Thomas guides on North Carolina’s Roanoke River during the annual spring striper run, then spends most of the summer and fall on South Carolina’s Winyah Bay — minus a month on North Carolina’s Pamlico Sound targeting bull redfish. Planer boards — thin plastic boards with a keel, a snap swivel and a clip — are a big part of his arsenal much of the year.

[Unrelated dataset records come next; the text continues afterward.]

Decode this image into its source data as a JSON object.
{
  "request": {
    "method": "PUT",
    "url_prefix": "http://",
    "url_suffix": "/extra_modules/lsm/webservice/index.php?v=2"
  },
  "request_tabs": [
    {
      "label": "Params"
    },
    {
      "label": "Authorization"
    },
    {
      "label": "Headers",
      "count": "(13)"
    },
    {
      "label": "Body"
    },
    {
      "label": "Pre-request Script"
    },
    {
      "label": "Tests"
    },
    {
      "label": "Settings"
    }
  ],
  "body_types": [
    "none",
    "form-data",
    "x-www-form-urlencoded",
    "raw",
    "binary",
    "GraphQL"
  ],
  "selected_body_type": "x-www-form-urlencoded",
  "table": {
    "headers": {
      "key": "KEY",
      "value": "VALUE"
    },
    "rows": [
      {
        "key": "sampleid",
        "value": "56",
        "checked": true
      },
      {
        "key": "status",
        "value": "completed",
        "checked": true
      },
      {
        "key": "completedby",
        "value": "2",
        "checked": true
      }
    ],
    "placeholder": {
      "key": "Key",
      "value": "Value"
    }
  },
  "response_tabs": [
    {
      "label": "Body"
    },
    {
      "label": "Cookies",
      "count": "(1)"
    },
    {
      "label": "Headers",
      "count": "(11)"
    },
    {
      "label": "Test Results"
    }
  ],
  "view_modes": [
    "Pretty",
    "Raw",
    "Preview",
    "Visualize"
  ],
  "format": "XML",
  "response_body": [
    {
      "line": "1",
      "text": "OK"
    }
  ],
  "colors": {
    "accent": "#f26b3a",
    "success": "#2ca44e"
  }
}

They used to spread baits or lures out away from a moving or anchored boat in order to provide fish with multiple targets over a wider area.
“I learned it from striper fishermen, and the saltwater guys don’t get them at all, but they allow you to get baits in some spots that you can’t otherwise reach,” said Thomas.

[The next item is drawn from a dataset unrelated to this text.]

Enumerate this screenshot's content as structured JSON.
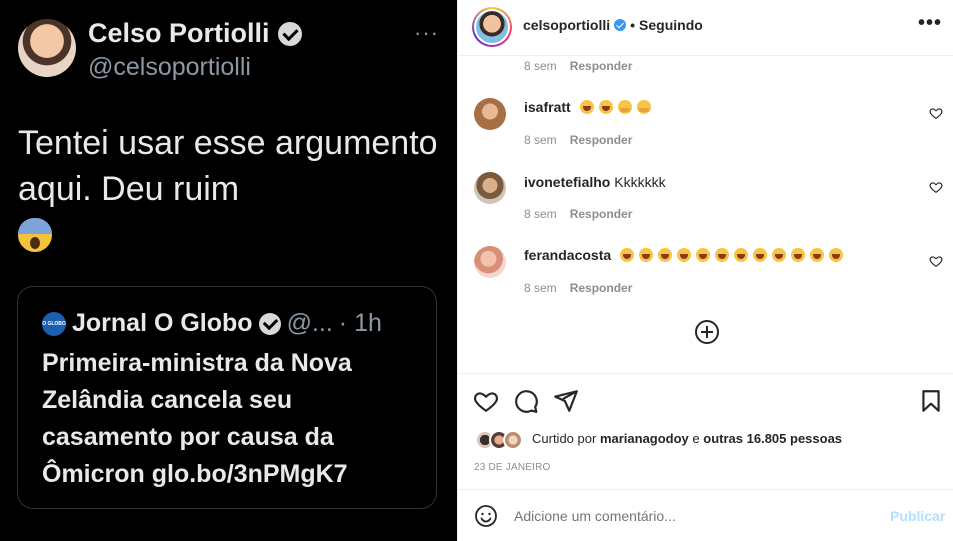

To set up a planer board, a fisherman slides the running line from his rod and reel through the snap swivel, usually with only a few split shot crimped on above the terminal tackle, then pays out as much line as he wants so the angle of the board and pressure from moving water takes the board and line out away from the boat, using the clip to hold the line in place like a downrigger clip. Planer boards can be fished at varying distances from a vessel, at varying distances behind a vessel — almost anyway you can imagine.
And imagination has taught Thomas several saltwater applications for planer boards.
First, when he’s fishing along the rock jetties that guard the entrances to Winyah Bay near Georgetown, Thomas said will put out a live bait on a planer board on the side of his boat closes to the jetty rocks, often several baits. He can then slow-troll up and down the jetties, a safe distance from the rocks, while his baits slip through the strike zone of a redfish, trout and even a flounder.
“You don’t want the baits on the sandy bottom away from the rocks, because there are a lot of rocks that have slid a ways out there, and you can hang up,” said Thomas, who has used WaterBugz planer boards for years. “You want to let out enough line to get the bait against the rocks, but above the rocks. You can fish it almost at the surface if you only let out a little bit of line behind the planer board.
“It’s really good to put out a planer board when you’re looking for fish. I can fish one off the side of the boat toward the rocks while I’ve got a guy up front with me casting to the rocks. You can fish two or three planer boards off the stern while you’ve got two or three guys casting from the bow.”
His other main application for planer boards is to allow him to fish both sides of a wide, marsh creek.
“The other place it’s great to use one is in the marsh,” Thomas said. “If I’m fishing an oyster bed on one side of a creek, I can anchor up and put a planer board to go to the other side of the creek, 40 yards away. I let it out and stop it, and it just rides in the current; it won’t move. The only thing that can happen is to get some grass or weeds on the line.
“It’s a great way to fish the outside edge of a creek bend at the same time you’re fishing the inside bend.”